Students are protesting against labour reforms

The Economist The Economist

I dreamed a dream

Students are protesting against labour reforms that would benefit young people

A WARM spring morning, and the atmosphere is more rock concert than revolution. Chicken kebabs are sizzling on pavement stalls. Giggling teenage girls in skinny jeans are dancing to a rap number on the back of a open-back truck. They and their high-school classmates have skipped school to go on a manif, or demo, in protest at the French Socialist government’s liberalising labour bill. “It is festive,” agrees Florian Mazet, a final-year lycée pupil, over the pounding beat from the truck’s amplifier: “We don’t want to be confrontational, but if we have to, we are ready for it.”

April 5th was the fourth of a series of one-day protests in which high-school pupils and university students joined unionists on the streets. This time some 34 lycées were shut, mostly due to blockades by pupils. The turnout was down on the previous week, but violence was up. After clashes with troublemakers in Paris, the police set off tear gas and detained 148 people. French students are campaigning not against harder exams or higher university fees, but against a draft law that would ease the negotiation of longer working hours and limit payouts for unfair dismissals. “Insecure youth is angry!” read one home-made placard.

The heart of the complaint is that a Socialist government, meant to be the guardian of workers’ rights, is pandering to corporate bosses by dismantling them. Worse, goes the charge, it is making the disingenuous claim that this will help employers create jobs. “Who could possibly believe that making redundancies easier will create jobs?” reads a union flyer handed out at the rally. “Thomas Piketty agrees,” says one student triumphantly, referring to an article in Le Monde, a newspaper, in which the best-selling French economist argued that reducing redundancy costs will not curb unemployment.

Yet Mr Piketty was not the only rock-star French economist to opine on the labour reforms. In his own piece in Le Monde, Jean Tirole, a Nobel prize-winner, argued the opposite: that the insecurity of the young is precisely the fault of over-protected “insider” jobs. Because businesses fear being burdened with such employees, 90% of new hires are now for temporary jobs, and young people can be stuck with short-term contracts for years. The new labour law, argued Mr Tirole, should lead to more permanent hires and curb youth insecurity.

François Hollande, who campaigned to put youth at the centre of his presidency, has simply failed to make this case convincingly. He is already enfeebled, having been forced by a political outcry to shelve a proposal to strip nationality from French-born dual citizens convicted of terrorism. Now, protests against the labour bill have prompted the government to water down some provisions. Manuel Valls, the prime minister, has met with student leaders to hear their complaints.

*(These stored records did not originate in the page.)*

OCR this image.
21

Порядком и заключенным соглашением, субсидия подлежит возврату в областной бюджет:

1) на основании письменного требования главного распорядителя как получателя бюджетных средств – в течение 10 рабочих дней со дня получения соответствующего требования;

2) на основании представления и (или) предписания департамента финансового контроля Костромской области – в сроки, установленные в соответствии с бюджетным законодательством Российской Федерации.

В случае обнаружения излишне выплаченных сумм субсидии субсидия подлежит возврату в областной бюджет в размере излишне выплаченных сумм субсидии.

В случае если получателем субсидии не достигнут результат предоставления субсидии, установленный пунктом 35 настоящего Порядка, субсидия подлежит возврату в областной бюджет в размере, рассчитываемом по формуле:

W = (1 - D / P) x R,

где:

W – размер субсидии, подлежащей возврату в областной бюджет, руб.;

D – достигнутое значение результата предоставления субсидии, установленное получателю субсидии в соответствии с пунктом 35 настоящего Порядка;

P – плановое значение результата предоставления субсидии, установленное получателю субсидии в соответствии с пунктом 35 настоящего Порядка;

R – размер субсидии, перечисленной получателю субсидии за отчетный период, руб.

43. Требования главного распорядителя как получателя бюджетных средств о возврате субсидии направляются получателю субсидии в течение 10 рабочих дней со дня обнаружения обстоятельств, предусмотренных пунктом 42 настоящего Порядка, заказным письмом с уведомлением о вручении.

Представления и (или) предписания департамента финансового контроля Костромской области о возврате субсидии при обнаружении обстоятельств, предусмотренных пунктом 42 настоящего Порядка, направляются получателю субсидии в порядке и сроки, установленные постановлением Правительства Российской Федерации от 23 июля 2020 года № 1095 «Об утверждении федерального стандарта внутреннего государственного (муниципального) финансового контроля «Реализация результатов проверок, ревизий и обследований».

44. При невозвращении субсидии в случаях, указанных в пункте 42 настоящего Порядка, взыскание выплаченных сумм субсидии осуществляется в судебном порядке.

Only about 8.5% of France’s 2.4m students take part in elections to university union bodies, and the National Union of French Students (UNEF), the country’s biggest, has just 19,000 members. Yet their capacity to frame national debates and influence policy far exceeds this strength. One reason is that when la jeunesse gets involved in protests, the authorities get nervous. High-school pupils, who in France have their own unions, are particularly unpredictable. The revolutionary imagery of 1968 (though rarely its existentialist wit) still informs today’s chants and slogans. Protests can rapidly become violent, especially in the face of high-handed policing.

Do you hear the people sing

Equally important, student unions are an incubator of the next generation of political leaders. Many Socialist politicians began their careers at UNEF, including both Mr Valls and Mr Hollande. Jean-Christophe Cambadélis, the current Socialist Party head, was a UNEF leader. And universities seem remarkably tolerant of student politics intruding on studies. Today’s UNEF leader, William Martinet, is 27 years old and graduated only last year.

“It’s a great training school,” says Bruno Julliard, who led UNEF a decade ago and is now one of Paris’s 21 deputy mayors. Ten years ago, he made his name by leading a massive student protest against a previous liberalising labour bill. The centre-right government at the time was forced to back down, and folk memories of that struggle linger. Student protests are a “sign of democratic vitality”, says Mr Julliard: “The French like their rebellious side, so they are looked upon kindly. Through young people, we express the ideals of the country.” Mr Hollande’s failure today is an inability to explain how, even with liberal policies, such ideals can still be upheld.